Kalbimizin tarih sayfaları kaybettiğimiz değerlerimizin anma günleriyle dolu. Acısız, kayıpsız bir gün neredeyse yok gibi. Tam 14 yıl önce, Haziran 2005’te de Kazım Koyuncu’yu kaybetmiştik.Tutulduğu kanser illetinden genç yaşta hayata veda eden Karadeniz müziğinin unutulmaz sesi, şarkıları dilden dile dolaşmaya devam eden Kazım Koyuncu; düzenlenen çeşitli etkinliklerle günlerdir anılıyor.
***
Ölürse tenler ölür,canlar ölesi değil. Çok az insana nasiptir bir kısa ömürde bunca sevgi biriktirmek.Geleneksel Karadeniz müziğiyle kendi tarzını yaratan Karadeniz’in asi çocuğu, halkların eşitlik mücadelesinde de bu kısa ömre kocaman bir mesaj sığdırdı. Hiç unutmam ve bir hayli anlamlıdır ki ilk konser durağı Diyarbakır olmuştu.
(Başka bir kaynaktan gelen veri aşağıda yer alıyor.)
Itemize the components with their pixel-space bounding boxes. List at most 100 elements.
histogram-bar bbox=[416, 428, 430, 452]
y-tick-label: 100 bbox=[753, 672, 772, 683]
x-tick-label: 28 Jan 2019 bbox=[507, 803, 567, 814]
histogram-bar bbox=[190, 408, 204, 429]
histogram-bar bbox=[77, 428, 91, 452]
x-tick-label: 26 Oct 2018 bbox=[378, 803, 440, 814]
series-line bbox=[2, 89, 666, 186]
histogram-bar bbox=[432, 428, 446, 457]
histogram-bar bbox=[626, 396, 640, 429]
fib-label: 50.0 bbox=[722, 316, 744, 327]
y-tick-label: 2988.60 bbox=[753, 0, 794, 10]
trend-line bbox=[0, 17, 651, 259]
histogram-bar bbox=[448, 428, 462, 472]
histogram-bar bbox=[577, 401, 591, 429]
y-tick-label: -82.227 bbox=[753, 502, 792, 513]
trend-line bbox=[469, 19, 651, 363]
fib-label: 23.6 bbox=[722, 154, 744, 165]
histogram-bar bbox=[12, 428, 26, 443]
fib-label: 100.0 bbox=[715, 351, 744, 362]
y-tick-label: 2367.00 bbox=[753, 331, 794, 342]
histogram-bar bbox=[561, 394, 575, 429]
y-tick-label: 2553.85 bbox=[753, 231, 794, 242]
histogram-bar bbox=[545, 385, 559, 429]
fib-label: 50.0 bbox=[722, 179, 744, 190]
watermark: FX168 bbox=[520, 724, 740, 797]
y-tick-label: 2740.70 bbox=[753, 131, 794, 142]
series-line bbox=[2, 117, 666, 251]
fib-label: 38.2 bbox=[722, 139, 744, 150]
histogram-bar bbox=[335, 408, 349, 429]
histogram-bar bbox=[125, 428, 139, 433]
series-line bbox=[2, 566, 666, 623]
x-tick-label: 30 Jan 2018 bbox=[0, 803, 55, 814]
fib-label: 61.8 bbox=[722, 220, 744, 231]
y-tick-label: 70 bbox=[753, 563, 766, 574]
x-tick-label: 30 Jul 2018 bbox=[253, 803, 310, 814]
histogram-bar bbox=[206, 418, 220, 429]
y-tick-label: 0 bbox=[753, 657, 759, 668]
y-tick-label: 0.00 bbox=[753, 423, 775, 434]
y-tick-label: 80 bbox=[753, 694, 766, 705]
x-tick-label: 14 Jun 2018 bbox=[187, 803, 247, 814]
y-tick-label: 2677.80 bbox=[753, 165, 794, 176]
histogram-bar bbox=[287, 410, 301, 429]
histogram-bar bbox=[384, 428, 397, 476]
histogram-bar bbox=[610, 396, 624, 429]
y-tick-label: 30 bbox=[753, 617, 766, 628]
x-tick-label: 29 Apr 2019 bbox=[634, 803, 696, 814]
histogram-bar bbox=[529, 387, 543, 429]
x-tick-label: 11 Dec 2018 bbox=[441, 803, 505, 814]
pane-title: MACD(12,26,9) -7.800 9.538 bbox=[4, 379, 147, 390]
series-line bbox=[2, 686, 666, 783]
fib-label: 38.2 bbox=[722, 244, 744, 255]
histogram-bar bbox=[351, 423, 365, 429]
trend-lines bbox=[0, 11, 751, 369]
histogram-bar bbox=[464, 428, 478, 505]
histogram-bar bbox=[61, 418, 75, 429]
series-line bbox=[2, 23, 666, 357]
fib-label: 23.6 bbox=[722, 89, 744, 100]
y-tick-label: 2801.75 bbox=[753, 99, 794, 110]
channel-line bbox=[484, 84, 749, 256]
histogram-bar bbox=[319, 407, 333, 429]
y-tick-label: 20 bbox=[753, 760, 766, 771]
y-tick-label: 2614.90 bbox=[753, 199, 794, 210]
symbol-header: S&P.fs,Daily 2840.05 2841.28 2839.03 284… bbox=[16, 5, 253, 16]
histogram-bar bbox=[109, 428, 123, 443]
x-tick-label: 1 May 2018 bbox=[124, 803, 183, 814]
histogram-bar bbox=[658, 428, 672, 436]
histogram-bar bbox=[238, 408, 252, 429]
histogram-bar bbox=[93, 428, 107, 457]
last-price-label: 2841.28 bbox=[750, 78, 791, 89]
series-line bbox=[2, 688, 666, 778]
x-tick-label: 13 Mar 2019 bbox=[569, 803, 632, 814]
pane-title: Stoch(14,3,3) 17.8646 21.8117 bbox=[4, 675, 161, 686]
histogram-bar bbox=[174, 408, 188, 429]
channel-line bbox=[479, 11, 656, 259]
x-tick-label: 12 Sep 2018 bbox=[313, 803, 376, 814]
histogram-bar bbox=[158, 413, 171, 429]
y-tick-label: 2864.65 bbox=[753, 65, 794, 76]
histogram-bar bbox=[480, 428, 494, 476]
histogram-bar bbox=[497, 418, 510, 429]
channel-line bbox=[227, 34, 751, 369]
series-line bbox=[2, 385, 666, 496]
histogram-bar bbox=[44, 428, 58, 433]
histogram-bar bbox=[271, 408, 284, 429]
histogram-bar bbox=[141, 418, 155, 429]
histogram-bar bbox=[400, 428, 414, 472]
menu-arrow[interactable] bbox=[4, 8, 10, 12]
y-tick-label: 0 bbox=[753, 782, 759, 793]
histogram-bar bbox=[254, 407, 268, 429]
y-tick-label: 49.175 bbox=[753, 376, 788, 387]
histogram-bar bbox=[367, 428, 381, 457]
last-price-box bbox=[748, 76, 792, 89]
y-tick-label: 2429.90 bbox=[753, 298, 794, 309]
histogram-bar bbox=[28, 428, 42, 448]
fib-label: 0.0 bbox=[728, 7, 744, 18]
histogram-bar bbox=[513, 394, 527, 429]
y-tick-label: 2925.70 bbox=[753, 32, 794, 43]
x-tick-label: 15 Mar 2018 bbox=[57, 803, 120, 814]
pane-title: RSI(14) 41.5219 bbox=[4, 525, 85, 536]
Kazım Koyuncu’nun Lazlar’dan Kürtler’e barış kapısı kurduğu; “Denizin çocuklarından dağların çocuklarına selam getirdim” mesajının ilk söylendiği yer olan bir Diyarbakır Newroz’unda ‘Dido Nana’sını yüzbinlerin bir ağızdan söylemesi onu şaşırtmış ve mutlu etmişti. “Ha konser ha kanser” diyen Kazım Koyuncu ne yazık ki hastalıkla olan mücadelesini kazanamadı. Harbiye’deki anfi tiyatroda düzenlenen cenaze merasiminde tüm halk kesimlerinden insanlar birlikte ağlamıştı. Karadeniz’den İstanbul’a okumak için gittikten sonra lazlığının farkına vardı. Sadece kimliğinin değil Türkiye mozaiğinin, dil ve kültürlerinin,emek mücadelesinin farkına varışı, safını belirleyişi de bu süreçte başlar.
***
Koyuncu kardeşleşme konusunda bir köprü gibiydi. Aşağıdaki sözleri onun duruşunu ve felsefesini anlamak açısından bize ipuçları vermek için yeterli sanırım: “Hiç başımızdan eksik olmayan gökyüzüne, günün karanlık saatlerine, ara sıra kopsa da fırtınalara, birgün boğulacağımız denizlere, eski günlere, neler olacağını bilmesek de geleceğe, kötülüklerle dolu olsa bile tarihe, tarihin akışını düze çıkarmaya çalışan tüm güzel yüzlü çocuklara, Donkişotlar’a, ateş hırsızlarına, Ernesto “Çe” Guevara’ya, yollara-yolculuklara, sevgililere, sevişmelere, sadece düşleyebildiğimiz olamamazlıklara, üşürken ısınmalara, her şeyden sıcak annelere, babalara ve tadını bütün bunlardan alan şarkılara kendi sıcaklığımızı gönderiyoruz. Kötü şeyler gördük. Savaşlar, katliamlar, ölen-öldürülen çocuklar gördük. Kendi dilini, kendi kültürünü, kendisini kaybeden insanlar, topluluklar gördük. Yanan köyler, kentler, ormanlar, hayvanlar gördük. Yoksul insanlar, ağlayan anneler, babalar, her gün bile bile sokaklarda ölüme koşan tinerci çocuklar gördük. Biz de öldük. Ama her şeye rağmen bu yeryüzünde şarkılar söyledik. Teşekkürler dünya…”
***
Şimdi de ona: ‘Şair ceketli çocuk’ diyen dostları ve sevenleri anma etkinlikleriyle, geride bıraktığı ezgilerini hep bir ağızdan seslendirerek ona teşekkür ediyorlar… Anısına saygıyla.